Em resposta às violações de direitos humanos e ao colapso institucional, Estados Unidos, União Europeia, Canadá, Reino Unido e países latino-americanos impuseram sanções econômicas e políticas ao regime de Maduro. As medidas incluem bloqueio de ativos, restrições financeiras e proibição de viagens a autoridades venezuelanas.
Maduro acusa os EUA de promover um bloqueio econômico que agrava a crise, embora especialistas ressaltem que os problemas estruturais e a má gestão antecedem as sanções.
A Venezuela foi suspensa do Mercosul em 2017 por ruptura da ordem democrática, e sua participação em fóruns multilaterais tem sido limitada.

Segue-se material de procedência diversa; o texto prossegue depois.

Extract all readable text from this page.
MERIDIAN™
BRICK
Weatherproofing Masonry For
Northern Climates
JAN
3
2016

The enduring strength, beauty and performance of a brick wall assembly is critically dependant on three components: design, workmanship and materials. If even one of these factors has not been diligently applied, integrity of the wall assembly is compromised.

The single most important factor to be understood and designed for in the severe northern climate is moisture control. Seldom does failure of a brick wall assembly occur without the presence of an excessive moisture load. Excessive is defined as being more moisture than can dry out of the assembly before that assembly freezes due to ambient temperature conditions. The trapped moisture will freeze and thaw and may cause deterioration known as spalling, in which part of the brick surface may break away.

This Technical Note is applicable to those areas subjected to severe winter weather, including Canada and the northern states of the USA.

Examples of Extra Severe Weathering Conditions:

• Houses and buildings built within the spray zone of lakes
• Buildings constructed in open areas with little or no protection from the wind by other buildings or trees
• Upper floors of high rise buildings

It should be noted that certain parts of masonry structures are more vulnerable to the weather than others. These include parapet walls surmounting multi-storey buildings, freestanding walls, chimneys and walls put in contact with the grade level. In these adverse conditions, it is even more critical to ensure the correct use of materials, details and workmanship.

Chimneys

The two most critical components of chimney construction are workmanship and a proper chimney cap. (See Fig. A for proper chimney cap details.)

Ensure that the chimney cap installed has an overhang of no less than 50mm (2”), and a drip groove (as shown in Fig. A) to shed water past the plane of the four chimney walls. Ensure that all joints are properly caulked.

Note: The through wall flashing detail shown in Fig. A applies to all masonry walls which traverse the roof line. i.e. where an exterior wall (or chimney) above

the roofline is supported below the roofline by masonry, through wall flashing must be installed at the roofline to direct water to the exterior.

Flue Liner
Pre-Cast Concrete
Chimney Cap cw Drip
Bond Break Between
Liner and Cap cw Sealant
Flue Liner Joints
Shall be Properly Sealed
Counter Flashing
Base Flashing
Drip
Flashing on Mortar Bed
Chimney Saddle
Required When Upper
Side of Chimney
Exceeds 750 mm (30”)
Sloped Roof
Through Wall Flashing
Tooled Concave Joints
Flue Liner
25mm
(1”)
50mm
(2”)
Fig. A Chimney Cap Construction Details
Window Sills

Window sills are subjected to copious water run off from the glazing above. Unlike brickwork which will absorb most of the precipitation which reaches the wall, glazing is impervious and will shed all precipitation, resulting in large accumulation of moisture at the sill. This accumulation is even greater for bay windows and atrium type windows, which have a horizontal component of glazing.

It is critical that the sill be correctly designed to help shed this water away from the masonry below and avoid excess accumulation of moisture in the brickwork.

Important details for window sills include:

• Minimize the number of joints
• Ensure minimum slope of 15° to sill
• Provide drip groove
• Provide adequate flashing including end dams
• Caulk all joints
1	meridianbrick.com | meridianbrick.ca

Resistência interna e impasse político
A oposição, liderada por figuras como Juan Guaidó, Leopoldo López e outros exilados, tenta organizar resistência, mas enfrenta forte repressão e perda de apoio popular. Em 2019, Guaidó foi reconhecido por mais de 50 países como presidente interino, mas perdeu força após fracassos em mobilizações e disputas internas.
Tentativas de diálogo mediado por Noruega, México e ONU não avançaram de forma decisiva. O regime de Maduro mantém o controle do território, das instituições e das forças armadas.